Soldado de cuera

Soldado de cuera
1: Leather jacket with seven layers
2: Saddle pommel and cantle
3: Carbine
4: Saddle bag
5: Lance
6: Pistols hanging on each side of the fender
7: Buckler
8: Boots and spurs
9: Wooden stirrups
10: Cartridge box
[1]
Possible Navajo charcoal cave drawing of soldado de cuera, date of drawing unknown

The soldado de cuera (English, "leather-jacket soldier")[2] served in the frontier garrisons of northern New Spain.[3] They were mounted and were an exclusive corps in the Spanish Empire. They took their name from the multi-layered deer-skin cloak they wore as protection against Indian arrows. When New Spain's visitador (inspector general) José de Gálvez organized the Portola Expedition, he was accompanied by a party of 25 soldiers, the "finest horsemen in the world, and among these soldiers who best earn their bread from the august monarch whom they serve."[2]

The cuera, which gave them their name, was a leather jacket, like a coat without sleeves, proof against the Indians' arrows except at very close range. For additional armor they had shields and chaps. The shields, carried on the left arm, were made of two plies of bull's hide, and would turn either arrow or spear. The leather chaps or aprons, fastened to the pommel of the saddle, protected legs and thighs from brush and cactus spines.[2]

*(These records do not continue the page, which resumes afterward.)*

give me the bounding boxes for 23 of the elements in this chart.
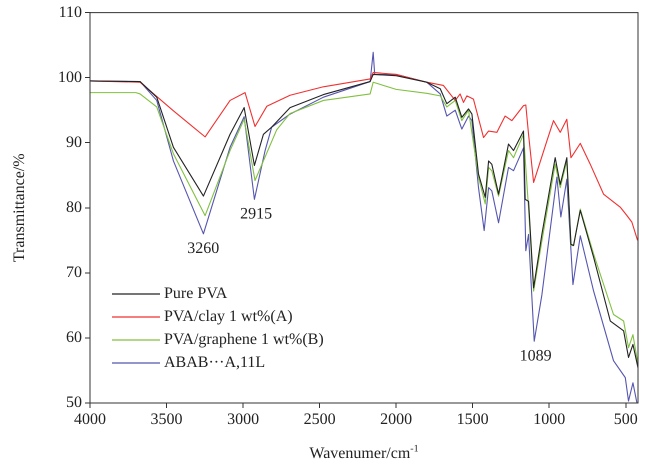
- x-tick-label: 4000: [74, 410, 106, 428]
- y-tick-label: 110: [58, 4, 82, 21]
- legend-label: PVA/graphene 1 wt%(B): [164, 331, 324, 348]
- x-tick-label: 3500: [150, 410, 183, 428]
- x-tick-label: 3000: [227, 410, 260, 428]
- y-tick-label: 80: [66, 199, 82, 216]
- x-tick-label: 1000: [533, 410, 566, 428]
- y-tick-label: 100: [58, 68, 82, 86]
- x-tick-label: 1500: [456, 410, 489, 428]
- y-axis-title: Transmittance/%: [11, 153, 28, 262]
- x-tick-label: 500: [614, 410, 638, 428]
- x-tick-label: 2000: [380, 410, 412, 428]
- x-tick-label: 2500: [304, 410, 336, 428]
- annotation: 1089: [520, 347, 552, 364]
- annotation: 3260: [187, 240, 220, 258]
- legend-label: PVA/clay 1 wt%(A): [164, 308, 293, 326]
- y-tick-label: 50: [66, 394, 82, 412]
- y-tick-label: 90: [66, 134, 82, 151]
- y-tick-label: 70: [66, 264, 82, 282]
- legend-label: Pure PVA: [164, 285, 228, 302]
- legend-label: ABAB···A,11L: [164, 354, 266, 372]
- y-tick-label: 60: [66, 329, 82, 346]
- annotation: 2915: [240, 206, 272, 223]
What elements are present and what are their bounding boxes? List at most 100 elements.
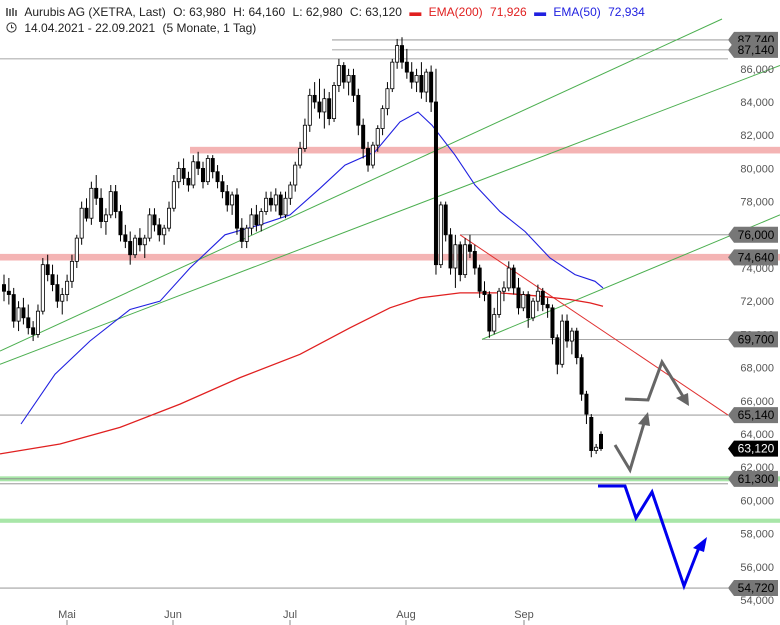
price-tag: 54,720: [728, 580, 778, 597]
candle: [133, 234, 138, 259]
price-tag-label: 65,140: [738, 408, 775, 422]
candle-body: [26, 317, 31, 329]
candle: [453, 234, 458, 288]
candle: [55, 274, 60, 308]
candle: [200, 161, 205, 189]
ema200-value: 71,926: [490, 5, 527, 19]
candle-body: [176, 167, 181, 183]
candle: [307, 88, 312, 132]
recovery-scenario-path: [624, 358, 686, 402]
candle: [380, 105, 385, 136]
candle-body: [288, 184, 293, 199]
candle-body: [555, 337, 560, 365]
candle: [74, 234, 79, 268]
candle-body: [501, 287, 506, 292]
candle-body: [550, 307, 555, 339]
candle-body: [249, 214, 254, 229]
high-value: H: 64,160: [233, 5, 286, 19]
price-tag-label: 74,640: [738, 250, 775, 264]
candle-body: [167, 207, 172, 229]
price-tag-label: 61,300: [738, 472, 775, 486]
candle: [278, 191, 283, 219]
candle: [157, 218, 162, 242]
candle-body: [128, 241, 133, 256]
candle-body: [205, 158, 210, 183]
candle-body: [438, 204, 443, 266]
candle: [45, 254, 50, 282]
candle: [516, 277, 521, 315]
candle-body: [390, 61, 395, 90]
x-tick-label: Jun: [164, 609, 182, 621]
candle: [79, 201, 84, 245]
candle-body: [574, 330, 579, 359]
y-tick-label: 82,000: [740, 130, 774, 142]
candle-body: [341, 65, 346, 83]
candle-body: [443, 204, 448, 236]
candle: [463, 238, 468, 278]
candle-body: [55, 284, 60, 302]
ema50-line: [20, 111, 604, 425]
y-tick-label: 72,000: [740, 296, 774, 308]
candle-body: [99, 197, 104, 222]
candle: [283, 191, 288, 219]
candle-body: [210, 158, 215, 173]
candles-layer: [2, 37, 604, 458]
candle: [234, 188, 239, 235]
candle: [16, 301, 21, 332]
candle-body: [599, 433, 604, 450]
candle-body: [453, 244, 458, 269]
candle-body: [492, 314, 497, 332]
candle-body: [215, 171, 220, 183]
candle-body: [142, 237, 147, 246]
y-tick-label: 60,000: [740, 495, 774, 507]
candle: [288, 181, 293, 205]
candle: [370, 141, 375, 169]
candle: [6, 277, 11, 305]
candle: [239, 218, 244, 249]
price-tag-shape: [728, 41, 778, 58]
y-tick-label: 80,000: [740, 163, 774, 175]
candle-body: [526, 294, 531, 319]
candle-body: [60, 294, 65, 302]
price-tag-shape: [728, 226, 778, 243]
candle: [2, 274, 7, 302]
ema50-label: EMA(50): [553, 5, 601, 19]
candle: [196, 151, 201, 176]
x-tick-label: Jul: [283, 609, 297, 621]
candle-body: [351, 75, 356, 96]
candle: [215, 165, 220, 189]
price-tag-label: 76,000: [738, 228, 775, 242]
uptrend-line-lower: [0, 65, 780, 365]
candle: [268, 191, 273, 212]
candle: [273, 188, 278, 212]
candle: [123, 224, 128, 249]
candle: [89, 181, 94, 225]
price-tag: 74,640: [728, 249, 778, 266]
price-tag-label: 54,720: [738, 581, 775, 595]
ema50-value: 72,934: [608, 5, 645, 19]
candle: [317, 78, 322, 119]
candle: [550, 304, 555, 345]
close-value: C: 63,120: [349, 5, 402, 19]
candle-body: [21, 307, 26, 319]
chart-header-quote: Aurubis AG (XETRA, Last) O: 63,980 H: 64…: [6, 5, 649, 19]
candle-body: [322, 98, 327, 113]
candle: [501, 281, 506, 302]
candle-body: [327, 98, 332, 120]
candle-body: [137, 237, 142, 246]
candle: [390, 58, 395, 93]
candle: [191, 155, 196, 189]
price-tag-shape: [728, 331, 778, 348]
candle: [103, 208, 108, 235]
price-tag-label: 69,700: [738, 332, 775, 346]
rebound-scenario-arrowhead: [638, 412, 650, 426]
price-tag-shape: [728, 470, 778, 487]
candle: [128, 231, 133, 265]
candle: [167, 201, 172, 232]
candle: [497, 287, 502, 318]
candle-body: [433, 101, 438, 266]
candle: [472, 244, 477, 275]
candle: [21, 297, 26, 325]
y-tick-label: 86,000: [740, 64, 774, 76]
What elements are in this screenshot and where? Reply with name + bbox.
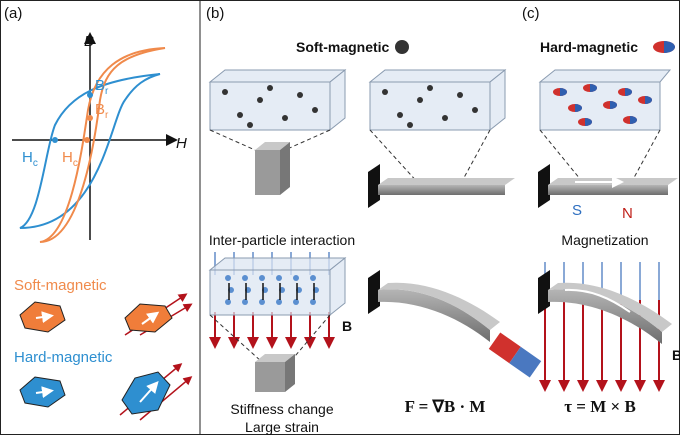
particle bbox=[276, 299, 282, 305]
annotation-main: B bbox=[95, 101, 105, 118]
panel-label: (c) bbox=[522, 5, 540, 22]
particle bbox=[312, 107, 318, 113]
particle bbox=[310, 275, 316, 281]
field-label: B bbox=[342, 318, 352, 334]
particle-boxes bbox=[210, 70, 670, 130]
panel-label: (a) bbox=[4, 5, 22, 22]
particle bbox=[242, 275, 248, 281]
magnetized-beam bbox=[538, 164, 678, 208]
point bbox=[87, 115, 93, 121]
pole-s: S bbox=[572, 202, 582, 219]
annotation-main: B bbox=[95, 77, 105, 94]
hard-grain-field bbox=[120, 365, 190, 420]
dipole-icon bbox=[653, 41, 675, 53]
point bbox=[52, 137, 58, 143]
bent-beam bbox=[368, 270, 500, 342]
panel-title: Hard-magnetic bbox=[540, 39, 638, 55]
panel-title: Soft-magnetic bbox=[296, 39, 390, 55]
soft-grain bbox=[20, 302, 65, 332]
magnetization-label: Magnetization bbox=[561, 232, 648, 248]
zoom-lines bbox=[540, 130, 660, 185]
axis-label: H bbox=[176, 135, 187, 152]
cube bbox=[255, 142, 290, 195]
particle bbox=[257, 97, 263, 103]
annotation-main: H bbox=[62, 149, 73, 166]
particle bbox=[259, 299, 265, 305]
annotation-sub: r bbox=[105, 86, 109, 97]
particle bbox=[259, 275, 265, 281]
particle bbox=[225, 299, 231, 305]
particle bbox=[457, 92, 463, 98]
figure: (a) B H Br Br Hc Hc Soft-magnetic Hard-m… bbox=[0, 0, 680, 435]
annotation-sub: c bbox=[33, 158, 38, 169]
cube bbox=[255, 354, 295, 392]
particle bbox=[225, 275, 231, 281]
particle bbox=[310, 299, 316, 305]
equation: τ = M × B bbox=[564, 397, 636, 416]
axis-label: B bbox=[84, 33, 94, 50]
particle bbox=[247, 122, 253, 128]
particle bbox=[293, 299, 299, 305]
particle-box-field bbox=[210, 258, 345, 315]
legend-hard: Hard-magnetic bbox=[14, 349, 113, 366]
particle bbox=[242, 299, 248, 305]
particle bbox=[282, 115, 288, 121]
zoom-lines bbox=[370, 130, 490, 185]
interaction-label: Inter-particle interaction bbox=[209, 232, 355, 248]
annotation-main: H bbox=[22, 149, 33, 166]
particle bbox=[267, 85, 273, 91]
point bbox=[84, 137, 90, 143]
panel-label: (b) bbox=[206, 5, 224, 22]
annotation: Hc bbox=[62, 149, 78, 169]
particle-icon bbox=[395, 40, 409, 54]
annotation-sub: c bbox=[73, 158, 78, 169]
point bbox=[87, 92, 93, 98]
straight-beam bbox=[368, 164, 515, 208]
particle bbox=[222, 89, 228, 95]
particle bbox=[297, 92, 303, 98]
hard-grain bbox=[20, 377, 65, 407]
legend-soft: Soft-magnetic bbox=[14, 277, 107, 294]
soft-grain-field bbox=[125, 295, 190, 335]
caption: Large strain bbox=[245, 419, 319, 435]
particle bbox=[293, 275, 299, 281]
particle bbox=[237, 112, 243, 118]
equation: F = ∇B · M bbox=[405, 397, 486, 416]
caption: Stiffness change bbox=[230, 401, 333, 417]
particle bbox=[427, 85, 433, 91]
annotation: Hc bbox=[22, 149, 38, 169]
magnet bbox=[489, 332, 541, 377]
pole-n: N bbox=[622, 205, 633, 222]
particle bbox=[276, 275, 282, 281]
particle bbox=[397, 112, 403, 118]
annotation-sub: r bbox=[105, 110, 109, 121]
particle bbox=[472, 107, 478, 113]
particle bbox=[382, 89, 388, 95]
particle bbox=[417, 97, 423, 103]
particle bbox=[442, 115, 448, 121]
bent-beam bbox=[538, 270, 672, 344]
particle bbox=[407, 122, 413, 128]
field-label: B bbox=[672, 347, 680, 363]
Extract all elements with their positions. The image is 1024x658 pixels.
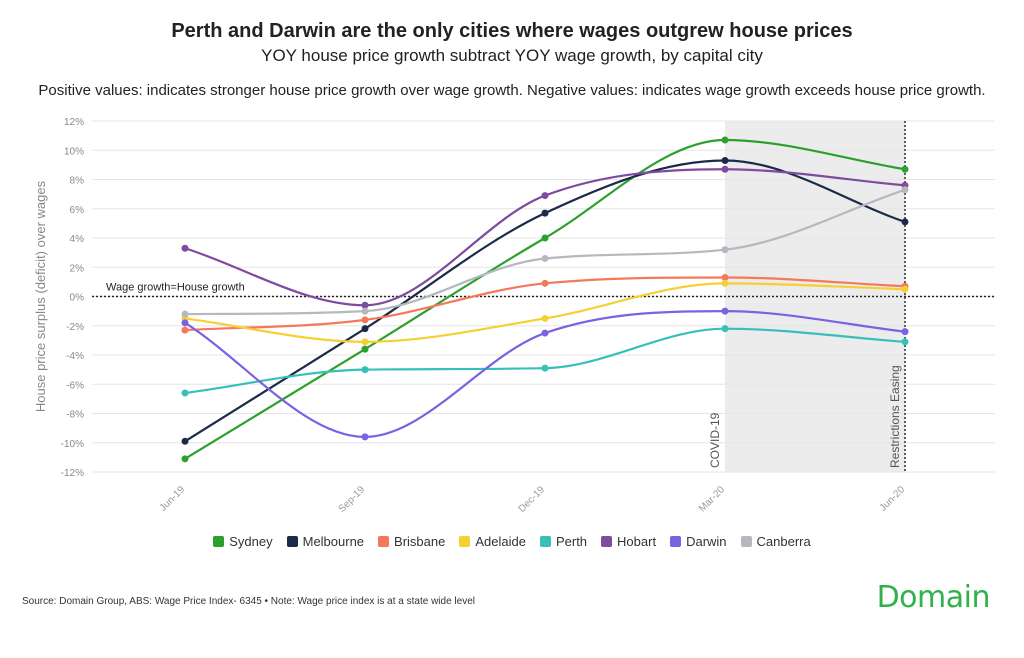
y-tick-label: 0% [70,293,85,304]
data-point-melbourne [181,437,189,445]
legend-swatch [740,536,752,547]
data-point-canberra [901,186,909,194]
data-point-hobart [541,192,549,200]
domain-logo: Domain [876,580,991,615]
data-point-canberra [181,310,189,318]
legend-label: Sydney [229,534,273,549]
data-point-sydney [541,234,549,242]
data-point-brisbane [721,273,729,281]
legend-item-hobart[interactable]: Hobart [601,534,656,549]
data-point-perth [721,325,729,333]
legend-swatch [286,536,298,547]
legend-label: Melbourne [302,534,365,549]
y-tick-label: -8% [66,410,84,421]
data-point-hobart [181,244,189,252]
data-point-perth [361,366,369,374]
y-axis-label: House price surplus (deficit) over wages [33,180,48,412]
source-note: Source: Domain Group, ABS: Wage Price In… [22,596,475,607]
chart-note: Positive values: indicates stronger hous… [38,82,986,99]
chart-title: Perth and Darwin are the only cities whe… [171,20,853,42]
y-tick-label: 8% [70,176,85,187]
data-point-darwin [181,319,189,327]
legend-item-melbourne[interactable]: Melbourne [286,534,365,549]
y-tick-label: -4% [66,351,84,362]
legend-label: Canberra [756,534,811,549]
y-tick-label: -2% [66,322,84,333]
legend-label: Adelaide [475,534,526,549]
data-point-canberra [361,307,369,315]
x-tick-label: Mar-20 [697,484,727,514]
data-point-sydney [901,165,909,173]
y-tick-label: -10% [61,439,84,450]
x-tick-label: Dec-19 [517,484,548,515]
legend-swatch [601,536,613,547]
data-point-melbourne [541,209,549,217]
legend-label: Perth [555,534,588,549]
data-point-melbourne [361,325,369,333]
data-point-darwin [721,307,729,315]
data-point-sydney [361,345,369,353]
legend-item-darwin[interactable]: Darwin [670,534,727,549]
annotation-label: Restrictions Easing [888,365,902,468]
annotation-label: COVID-19 [708,412,722,468]
y-tick-label: 2% [70,263,85,274]
y-tick-label: 12% [64,117,84,128]
data-point-darwin [541,329,549,337]
x-tick-label: Sep-19 [337,484,368,515]
data-point-hobart [361,301,369,309]
data-point-brisbane [181,326,189,334]
y-tick-label: 10% [64,146,84,157]
data-point-adelaide [901,285,909,293]
legend-label: Darwin [686,534,727,549]
legend-swatch [670,536,682,547]
y-tick-label: 6% [70,205,85,216]
data-point-sydney [181,455,189,463]
legend-item-brisbane[interactable]: Brisbane [378,534,445,549]
legend-swatch [459,536,471,547]
data-point-perth [901,338,909,346]
legend-swatch [539,536,551,547]
legend-item-sydney[interactable]: Sydney [213,534,273,549]
data-point-adelaide [541,314,549,322]
chart-subtitle: YOY house price growth subtract YOY wage… [261,46,763,65]
legend-label: Hobart [617,534,657,549]
data-point-melbourne [901,218,909,226]
data-point-canberra [721,246,729,254]
data-point-darwin [901,328,909,336]
data-point-sydney [721,136,729,144]
legend-label: Brisbane [394,534,446,549]
data-point-darwin [361,433,369,441]
y-tick-label: 4% [70,234,85,245]
data-point-hobart [721,165,729,173]
y-tick-label: -6% [66,380,84,391]
legend-swatch [213,536,225,547]
data-point-brisbane [541,279,549,287]
legend-item-adelaide[interactable]: Adelaide [459,534,526,549]
legend: Sydney Melbourne Brisbane Adelaide Perth Hoba… [0,534,1024,549]
data-point-perth [541,364,549,372]
data-point-melbourne [721,156,729,164]
data-point-canberra [541,254,549,262]
x-tick-label: Jun-20 [878,484,908,514]
data-point-brisbane [361,316,369,324]
legend-item-canberra[interactable]: Canberra [740,534,811,549]
x-tick-label: Jun-19 [158,484,188,514]
legend-swatch [378,536,390,547]
data-point-perth [181,389,189,397]
y-tick-label: -12% [61,468,84,479]
series-line-darwin [184,310,906,439]
data-point-adelaide [361,338,369,346]
data-point-adelaide [721,279,729,287]
reference-line-label: Wage growth=House growth [106,282,245,294]
legend-item-perth[interactable]: Perth [539,534,588,549]
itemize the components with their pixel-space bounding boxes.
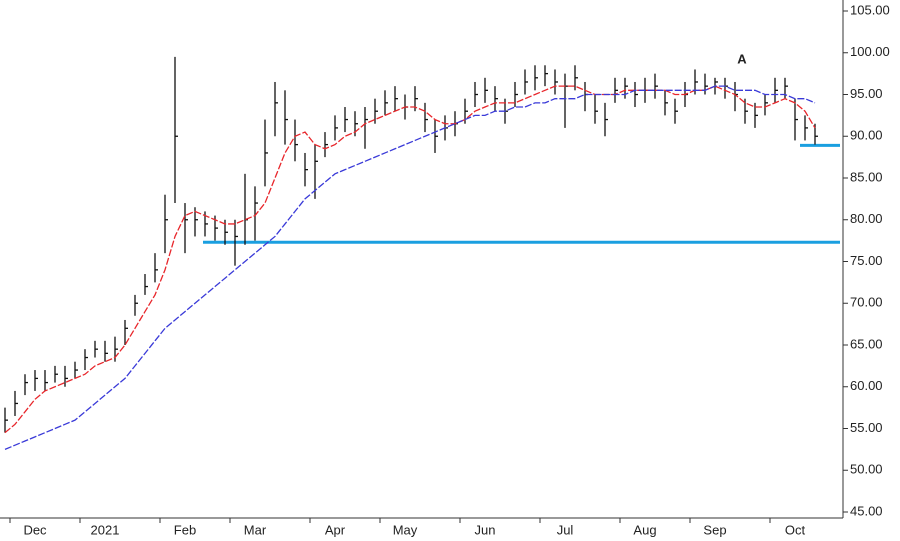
y-tick-label: 95.00 [850, 86, 883, 101]
y-tick-label: 55.00 [850, 420, 883, 435]
x-tick-label: Jun [475, 522, 496, 537]
x-tick-label: May [393, 522, 418, 537]
y-tick-label: 75.00 [850, 253, 883, 268]
x-tick-label: Feb [174, 522, 196, 537]
x-tick-label: Apr [325, 522, 346, 537]
y-tick-label: 45.00 [850, 503, 883, 518]
y-tick-label: 70.00 [850, 295, 883, 310]
x-tick-label: 2021 [91, 522, 120, 537]
moving-average [4, 85, 816, 434]
x-tick-label: Mar [244, 522, 267, 537]
x-tick-label: Sep [703, 522, 726, 537]
x-tick-label: Dec [23, 522, 47, 537]
y-tick-label: 85.00 [850, 169, 883, 184]
y-tick-label: 80.00 [850, 211, 883, 226]
y-tick-label: 100.00 [850, 44, 890, 59]
x-tick-label: Jul [557, 522, 574, 537]
moving-average [4, 85, 816, 450]
y-tick-label: 105.00 [850, 2, 890, 17]
y-tick-label: 90.00 [850, 128, 883, 143]
x-tick-label: Aug [633, 522, 656, 537]
y-tick-label: 65.00 [850, 336, 883, 351]
annotation: A [737, 51, 747, 66]
y-tick-label: 60.00 [850, 378, 883, 393]
y-tick-label: 50.00 [850, 462, 883, 477]
x-tick-label: Oct [785, 522, 806, 537]
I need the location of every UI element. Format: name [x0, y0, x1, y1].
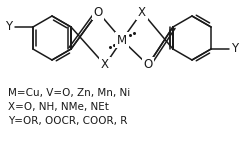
- Text: M=Cu, V=O, Zn, Mn, Ni: M=Cu, V=O, Zn, Mn, Ni: [8, 88, 130, 98]
- Text: X=O, NH, NMe, NEt: X=O, NH, NMe, NEt: [8, 102, 109, 112]
- Text: X: X: [101, 59, 109, 72]
- Text: O: O: [143, 59, 153, 72]
- Text: O: O: [93, 6, 103, 18]
- Text: M: M: [117, 34, 127, 46]
- Text: Y=OR, OOCR, COOR, R: Y=OR, OOCR, COOR, R: [8, 116, 127, 126]
- Text: Y: Y: [5, 20, 12, 34]
- Text: Y: Y: [232, 42, 239, 56]
- Text: X: X: [138, 6, 146, 18]
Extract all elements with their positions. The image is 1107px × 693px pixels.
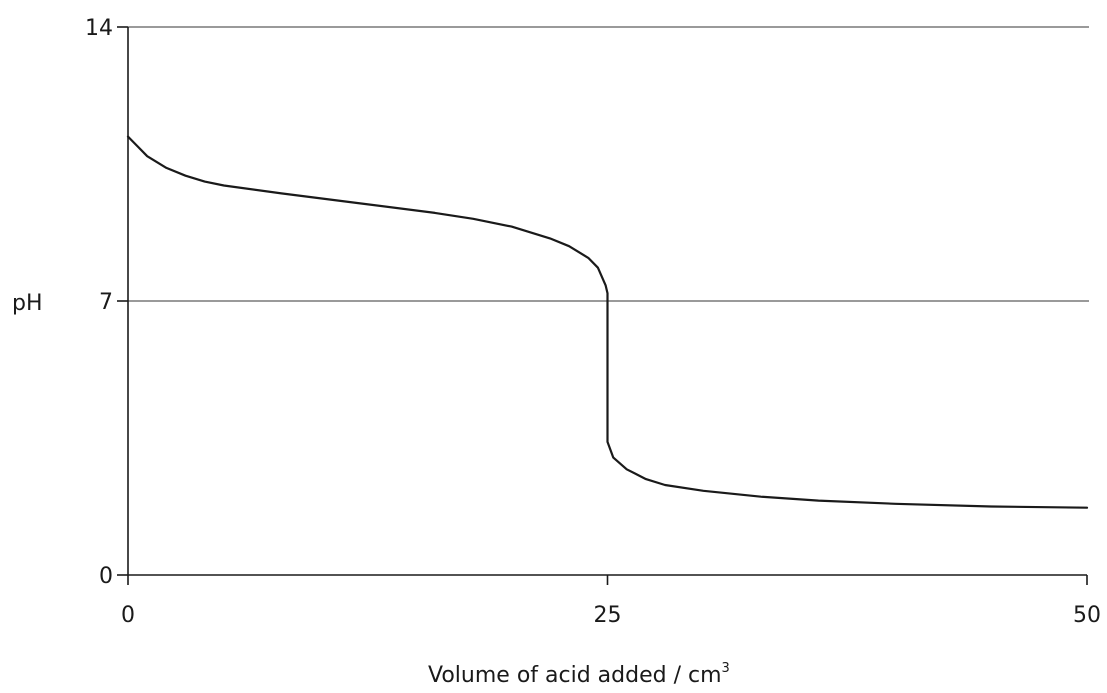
- x-axis-label: Volume of acid added / cm3: [428, 661, 730, 688]
- y-axis-label: pH: [12, 291, 43, 316]
- x-tick-label-0: 0: [121, 603, 135, 628]
- x-tick-label-50: 50: [1073, 603, 1101, 628]
- series-layer: [126, 135, 1089, 509]
- ticks: 0 7 14 0 25 50: [85, 16, 1101, 628]
- grid-layer: [128, 26, 1089, 302]
- y-tick-label-0: 0: [99, 564, 113, 589]
- y-tick-label-14: 14: [85, 16, 113, 41]
- x-axis-label-superscript: 3: [722, 661, 730, 676]
- ph-curve-0: [126, 135, 1089, 509]
- y-tick-label-7: 7: [99, 290, 113, 315]
- x-axis-label-text: Volume of acid added / cm: [428, 663, 722, 688]
- x-tick-label-25: 25: [594, 603, 622, 628]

They were armed with a short musket, a pair of pistols, a bow and arrows, a short sword, a lance, and a bull-hide shield (adarga). These frontier soldiers were recruited from among the mestizo population, Hispanicized Indians, and freed slaves. Most of the officers were Criollos, whereas very few of the enlisted men had this distinction. The soldados de cuera manned the presidios that stretched from Los Adaes, Louisiana, in the East, across Texas, New Mexico, and Arizona, to the Pacific Coast of Alta California in the West.[4]

References

Notes

  1. Bueno, José María (2014), Las Guarniciones de los Presidios de Nueva España: Los Dragones Cuera, Madrid: Ministerio de Defensa. p. 21.
  2. 1 2 3 Crespí, Juan, 1721-1782. Fray Juan Crespi: Missionary Explorer On the Pacific Coast, 1769-1774. Berkeley, Calif.: University of California press, 1927.
  3. "Antigua California: Mission and Colony on the Peninsular Frontier, 1697-1768 - Harry Crosby - Google Books". Books.google.com. Retrieved 2012-09-15.
  4. Conor McMahon, "The Espada Ancha in New Mexico" Retrieved 2016-03-31.